Isn't it possible to collect a few thousand rows in ram, then go directly to the database server and execute them? 是不是可以在ram中收集几千行，然后直接进入数据库服务器并执行它们？

This would remove the save to and load from the disk that step 4 entails. 这将删除步骤4所需的磁盘保存和加载。

If the database server is transactional, this is also a safe way to do it - just have the database begin before your first row and commit after the last. 如果数据库服务器是事务性的，这也是一种安全的方法 - 只需让数据库在第一行之前开始并在最后一行之后提交。

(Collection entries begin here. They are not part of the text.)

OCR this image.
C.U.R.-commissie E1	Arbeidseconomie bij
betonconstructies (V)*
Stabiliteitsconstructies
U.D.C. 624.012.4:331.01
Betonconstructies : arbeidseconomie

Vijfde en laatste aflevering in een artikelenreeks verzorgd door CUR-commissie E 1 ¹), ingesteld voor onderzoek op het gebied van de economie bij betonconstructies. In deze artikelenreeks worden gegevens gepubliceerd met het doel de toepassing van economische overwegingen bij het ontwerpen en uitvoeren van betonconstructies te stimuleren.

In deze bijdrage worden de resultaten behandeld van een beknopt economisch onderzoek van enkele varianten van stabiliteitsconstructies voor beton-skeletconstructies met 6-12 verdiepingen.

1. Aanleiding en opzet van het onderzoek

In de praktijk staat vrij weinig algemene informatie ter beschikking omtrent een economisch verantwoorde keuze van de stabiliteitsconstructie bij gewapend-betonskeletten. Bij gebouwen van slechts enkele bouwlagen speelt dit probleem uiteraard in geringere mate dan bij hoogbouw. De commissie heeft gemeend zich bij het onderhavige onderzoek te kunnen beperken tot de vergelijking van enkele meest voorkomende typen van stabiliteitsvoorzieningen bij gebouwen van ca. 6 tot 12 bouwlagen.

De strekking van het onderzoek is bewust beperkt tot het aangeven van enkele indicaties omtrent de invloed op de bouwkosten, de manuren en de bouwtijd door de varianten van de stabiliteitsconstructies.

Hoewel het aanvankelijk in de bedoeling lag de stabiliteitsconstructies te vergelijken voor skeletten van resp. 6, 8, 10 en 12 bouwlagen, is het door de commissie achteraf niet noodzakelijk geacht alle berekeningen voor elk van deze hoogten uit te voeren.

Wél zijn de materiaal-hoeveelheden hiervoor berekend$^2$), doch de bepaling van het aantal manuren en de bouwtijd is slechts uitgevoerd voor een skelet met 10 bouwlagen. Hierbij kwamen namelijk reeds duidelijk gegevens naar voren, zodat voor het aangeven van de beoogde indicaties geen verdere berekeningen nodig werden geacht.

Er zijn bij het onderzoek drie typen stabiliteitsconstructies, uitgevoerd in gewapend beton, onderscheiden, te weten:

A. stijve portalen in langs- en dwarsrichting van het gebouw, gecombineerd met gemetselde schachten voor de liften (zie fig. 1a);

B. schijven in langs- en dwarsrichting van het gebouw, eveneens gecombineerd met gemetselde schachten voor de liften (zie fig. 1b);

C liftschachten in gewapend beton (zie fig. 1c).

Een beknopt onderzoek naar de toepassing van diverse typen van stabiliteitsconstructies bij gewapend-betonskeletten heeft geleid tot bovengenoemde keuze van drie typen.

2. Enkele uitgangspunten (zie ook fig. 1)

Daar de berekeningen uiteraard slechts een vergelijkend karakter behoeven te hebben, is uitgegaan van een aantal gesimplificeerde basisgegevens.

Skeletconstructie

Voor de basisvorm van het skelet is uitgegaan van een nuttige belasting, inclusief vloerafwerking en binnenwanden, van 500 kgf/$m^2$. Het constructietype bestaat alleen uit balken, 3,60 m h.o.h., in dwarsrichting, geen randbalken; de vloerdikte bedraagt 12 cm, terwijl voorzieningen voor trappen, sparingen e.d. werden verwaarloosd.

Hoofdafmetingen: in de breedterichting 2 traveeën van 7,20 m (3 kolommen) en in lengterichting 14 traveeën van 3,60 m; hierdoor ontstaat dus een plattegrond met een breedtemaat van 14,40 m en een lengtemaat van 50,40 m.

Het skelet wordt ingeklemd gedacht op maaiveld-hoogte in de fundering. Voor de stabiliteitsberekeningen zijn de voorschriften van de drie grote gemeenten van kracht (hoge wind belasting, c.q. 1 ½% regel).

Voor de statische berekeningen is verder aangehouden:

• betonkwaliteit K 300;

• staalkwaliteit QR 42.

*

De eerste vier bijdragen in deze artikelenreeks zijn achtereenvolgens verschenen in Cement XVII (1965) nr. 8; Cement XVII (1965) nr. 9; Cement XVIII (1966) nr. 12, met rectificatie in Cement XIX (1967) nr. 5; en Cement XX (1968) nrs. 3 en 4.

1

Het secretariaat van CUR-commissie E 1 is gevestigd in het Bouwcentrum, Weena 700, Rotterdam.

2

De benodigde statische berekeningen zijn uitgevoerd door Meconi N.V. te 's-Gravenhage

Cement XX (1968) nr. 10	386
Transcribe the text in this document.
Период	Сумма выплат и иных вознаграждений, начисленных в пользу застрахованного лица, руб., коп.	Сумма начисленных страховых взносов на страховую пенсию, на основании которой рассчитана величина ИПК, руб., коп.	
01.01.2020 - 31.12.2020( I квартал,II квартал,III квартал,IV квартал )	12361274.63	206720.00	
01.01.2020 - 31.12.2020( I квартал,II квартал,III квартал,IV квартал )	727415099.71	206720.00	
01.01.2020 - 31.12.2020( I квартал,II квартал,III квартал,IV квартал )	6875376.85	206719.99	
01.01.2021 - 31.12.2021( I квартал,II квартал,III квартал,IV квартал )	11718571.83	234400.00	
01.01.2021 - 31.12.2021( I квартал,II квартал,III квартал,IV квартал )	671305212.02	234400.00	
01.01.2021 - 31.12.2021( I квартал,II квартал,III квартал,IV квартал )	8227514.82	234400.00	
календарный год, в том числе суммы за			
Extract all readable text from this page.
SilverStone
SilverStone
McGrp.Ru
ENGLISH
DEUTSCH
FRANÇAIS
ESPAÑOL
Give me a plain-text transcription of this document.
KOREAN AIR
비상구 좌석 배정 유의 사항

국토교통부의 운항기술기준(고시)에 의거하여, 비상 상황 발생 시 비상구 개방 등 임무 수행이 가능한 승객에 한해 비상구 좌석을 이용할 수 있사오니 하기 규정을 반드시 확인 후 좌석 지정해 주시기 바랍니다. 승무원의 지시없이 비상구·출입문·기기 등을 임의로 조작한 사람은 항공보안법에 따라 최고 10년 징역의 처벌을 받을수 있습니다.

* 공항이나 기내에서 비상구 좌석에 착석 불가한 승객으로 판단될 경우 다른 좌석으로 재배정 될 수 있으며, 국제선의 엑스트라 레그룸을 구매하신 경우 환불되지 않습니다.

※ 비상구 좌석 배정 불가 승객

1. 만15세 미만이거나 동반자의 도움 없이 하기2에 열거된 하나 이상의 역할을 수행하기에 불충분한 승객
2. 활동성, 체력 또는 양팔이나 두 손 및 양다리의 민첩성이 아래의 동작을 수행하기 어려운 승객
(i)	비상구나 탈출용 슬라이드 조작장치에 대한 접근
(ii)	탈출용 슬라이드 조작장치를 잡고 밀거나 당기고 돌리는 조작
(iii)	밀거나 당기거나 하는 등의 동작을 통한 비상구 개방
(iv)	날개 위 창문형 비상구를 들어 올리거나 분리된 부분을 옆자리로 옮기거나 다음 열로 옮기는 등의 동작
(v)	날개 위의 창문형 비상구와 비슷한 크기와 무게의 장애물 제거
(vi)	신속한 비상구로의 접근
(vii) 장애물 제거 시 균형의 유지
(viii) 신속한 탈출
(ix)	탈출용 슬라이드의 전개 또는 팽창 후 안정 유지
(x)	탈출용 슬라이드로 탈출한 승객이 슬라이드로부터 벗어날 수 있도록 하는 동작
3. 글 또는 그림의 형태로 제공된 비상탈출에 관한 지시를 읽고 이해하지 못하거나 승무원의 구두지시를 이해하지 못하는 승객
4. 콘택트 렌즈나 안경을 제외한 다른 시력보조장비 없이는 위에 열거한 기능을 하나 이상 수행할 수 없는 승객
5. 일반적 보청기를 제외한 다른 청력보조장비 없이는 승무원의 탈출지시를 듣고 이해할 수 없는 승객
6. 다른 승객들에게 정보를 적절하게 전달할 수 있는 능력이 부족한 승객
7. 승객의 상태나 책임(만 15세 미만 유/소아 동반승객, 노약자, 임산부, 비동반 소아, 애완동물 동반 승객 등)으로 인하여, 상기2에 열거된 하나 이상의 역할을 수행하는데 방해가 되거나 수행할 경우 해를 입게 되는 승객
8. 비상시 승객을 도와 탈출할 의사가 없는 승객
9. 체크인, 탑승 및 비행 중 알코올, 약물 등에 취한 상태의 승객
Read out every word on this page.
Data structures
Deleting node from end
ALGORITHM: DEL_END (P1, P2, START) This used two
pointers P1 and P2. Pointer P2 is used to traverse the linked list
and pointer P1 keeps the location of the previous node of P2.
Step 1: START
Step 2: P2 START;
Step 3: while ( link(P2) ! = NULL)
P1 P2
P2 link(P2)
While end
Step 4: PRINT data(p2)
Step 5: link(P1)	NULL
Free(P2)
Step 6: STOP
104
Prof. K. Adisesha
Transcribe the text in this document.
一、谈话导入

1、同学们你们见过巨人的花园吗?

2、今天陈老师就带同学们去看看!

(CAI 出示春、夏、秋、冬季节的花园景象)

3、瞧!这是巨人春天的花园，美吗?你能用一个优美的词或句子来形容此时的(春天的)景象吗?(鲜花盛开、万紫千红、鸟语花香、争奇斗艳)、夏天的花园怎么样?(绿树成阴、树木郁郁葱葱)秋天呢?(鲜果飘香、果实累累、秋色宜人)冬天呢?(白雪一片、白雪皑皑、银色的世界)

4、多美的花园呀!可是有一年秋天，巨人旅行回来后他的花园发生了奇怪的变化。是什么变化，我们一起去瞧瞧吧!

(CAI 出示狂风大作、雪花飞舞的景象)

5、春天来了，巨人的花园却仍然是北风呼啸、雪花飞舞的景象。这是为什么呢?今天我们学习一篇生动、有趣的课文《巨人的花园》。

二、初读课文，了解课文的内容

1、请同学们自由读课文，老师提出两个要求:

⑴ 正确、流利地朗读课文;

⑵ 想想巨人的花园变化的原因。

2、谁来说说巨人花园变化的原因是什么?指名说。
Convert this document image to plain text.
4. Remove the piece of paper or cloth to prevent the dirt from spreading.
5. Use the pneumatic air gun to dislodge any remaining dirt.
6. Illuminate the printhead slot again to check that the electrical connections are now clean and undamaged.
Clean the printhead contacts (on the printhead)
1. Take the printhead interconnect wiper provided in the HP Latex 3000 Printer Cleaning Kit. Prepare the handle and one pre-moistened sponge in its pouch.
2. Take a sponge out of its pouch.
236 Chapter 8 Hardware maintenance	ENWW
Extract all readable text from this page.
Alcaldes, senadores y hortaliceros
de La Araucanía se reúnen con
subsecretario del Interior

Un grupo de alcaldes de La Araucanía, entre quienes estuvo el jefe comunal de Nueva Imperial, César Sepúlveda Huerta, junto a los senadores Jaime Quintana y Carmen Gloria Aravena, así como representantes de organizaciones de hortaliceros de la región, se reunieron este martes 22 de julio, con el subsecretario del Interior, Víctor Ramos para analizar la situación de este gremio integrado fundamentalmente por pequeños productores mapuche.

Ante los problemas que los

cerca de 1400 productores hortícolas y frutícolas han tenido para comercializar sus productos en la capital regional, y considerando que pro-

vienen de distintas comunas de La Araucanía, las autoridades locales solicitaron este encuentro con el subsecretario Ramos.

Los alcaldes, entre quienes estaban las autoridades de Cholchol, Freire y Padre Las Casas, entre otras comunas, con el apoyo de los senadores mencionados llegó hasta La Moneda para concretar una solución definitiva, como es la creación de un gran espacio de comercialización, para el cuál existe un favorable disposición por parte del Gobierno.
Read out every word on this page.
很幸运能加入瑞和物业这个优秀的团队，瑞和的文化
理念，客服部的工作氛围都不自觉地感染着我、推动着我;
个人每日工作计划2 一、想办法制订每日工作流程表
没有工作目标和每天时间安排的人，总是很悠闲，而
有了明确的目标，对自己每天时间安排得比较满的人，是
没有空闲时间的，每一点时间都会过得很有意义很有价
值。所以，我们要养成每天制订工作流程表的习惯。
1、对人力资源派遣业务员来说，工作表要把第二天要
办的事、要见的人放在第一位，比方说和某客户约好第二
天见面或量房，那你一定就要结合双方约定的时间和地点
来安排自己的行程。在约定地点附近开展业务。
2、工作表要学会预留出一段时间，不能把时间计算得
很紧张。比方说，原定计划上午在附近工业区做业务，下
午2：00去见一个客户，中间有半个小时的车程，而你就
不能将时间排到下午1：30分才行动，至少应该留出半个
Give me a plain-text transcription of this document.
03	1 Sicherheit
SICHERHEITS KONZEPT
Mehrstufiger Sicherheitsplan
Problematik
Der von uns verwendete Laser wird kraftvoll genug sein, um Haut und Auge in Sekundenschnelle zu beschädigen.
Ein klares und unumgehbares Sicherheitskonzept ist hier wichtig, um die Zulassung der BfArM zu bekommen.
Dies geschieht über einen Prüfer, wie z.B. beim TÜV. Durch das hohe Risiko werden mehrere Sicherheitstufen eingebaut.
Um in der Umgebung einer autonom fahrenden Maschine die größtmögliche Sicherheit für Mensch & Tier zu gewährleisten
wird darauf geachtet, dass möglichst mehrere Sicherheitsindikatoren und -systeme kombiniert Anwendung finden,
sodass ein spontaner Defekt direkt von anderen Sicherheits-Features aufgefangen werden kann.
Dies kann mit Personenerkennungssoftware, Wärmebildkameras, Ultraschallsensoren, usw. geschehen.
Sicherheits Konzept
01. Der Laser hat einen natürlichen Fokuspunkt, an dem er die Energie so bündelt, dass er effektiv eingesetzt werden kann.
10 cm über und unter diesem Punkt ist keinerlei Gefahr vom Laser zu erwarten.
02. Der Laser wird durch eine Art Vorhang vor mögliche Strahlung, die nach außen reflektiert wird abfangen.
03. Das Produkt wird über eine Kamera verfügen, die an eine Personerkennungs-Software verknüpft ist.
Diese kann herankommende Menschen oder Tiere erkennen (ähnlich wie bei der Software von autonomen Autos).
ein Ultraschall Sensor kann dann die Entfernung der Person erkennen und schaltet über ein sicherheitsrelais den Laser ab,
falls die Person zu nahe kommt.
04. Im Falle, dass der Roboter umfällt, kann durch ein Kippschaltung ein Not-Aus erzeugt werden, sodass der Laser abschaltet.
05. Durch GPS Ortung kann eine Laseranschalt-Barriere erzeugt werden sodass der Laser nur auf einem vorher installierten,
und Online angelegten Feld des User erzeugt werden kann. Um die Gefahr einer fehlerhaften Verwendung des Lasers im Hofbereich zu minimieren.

The first thing is to be certain of what you should optimize. 首先要确定你应该优化什么。 You seem to not know precisely where your time is going. 你似乎不知道你的时间到底在哪里。 Before spending more time wondering, use a performance profiler to see exactly where the time is going. 在花费更多时间思考之前，请使用性能分析器来确切了解时间的变化。

http://docs.python.org/library/profile.html http://docs.python.org/library/profile.html

When you know exactly where the time is going, you'll be in a better position to know where to spend your time optimizing. 当您确切知道时间的去向时，您将能够更好地了解在何处花时间进行优化。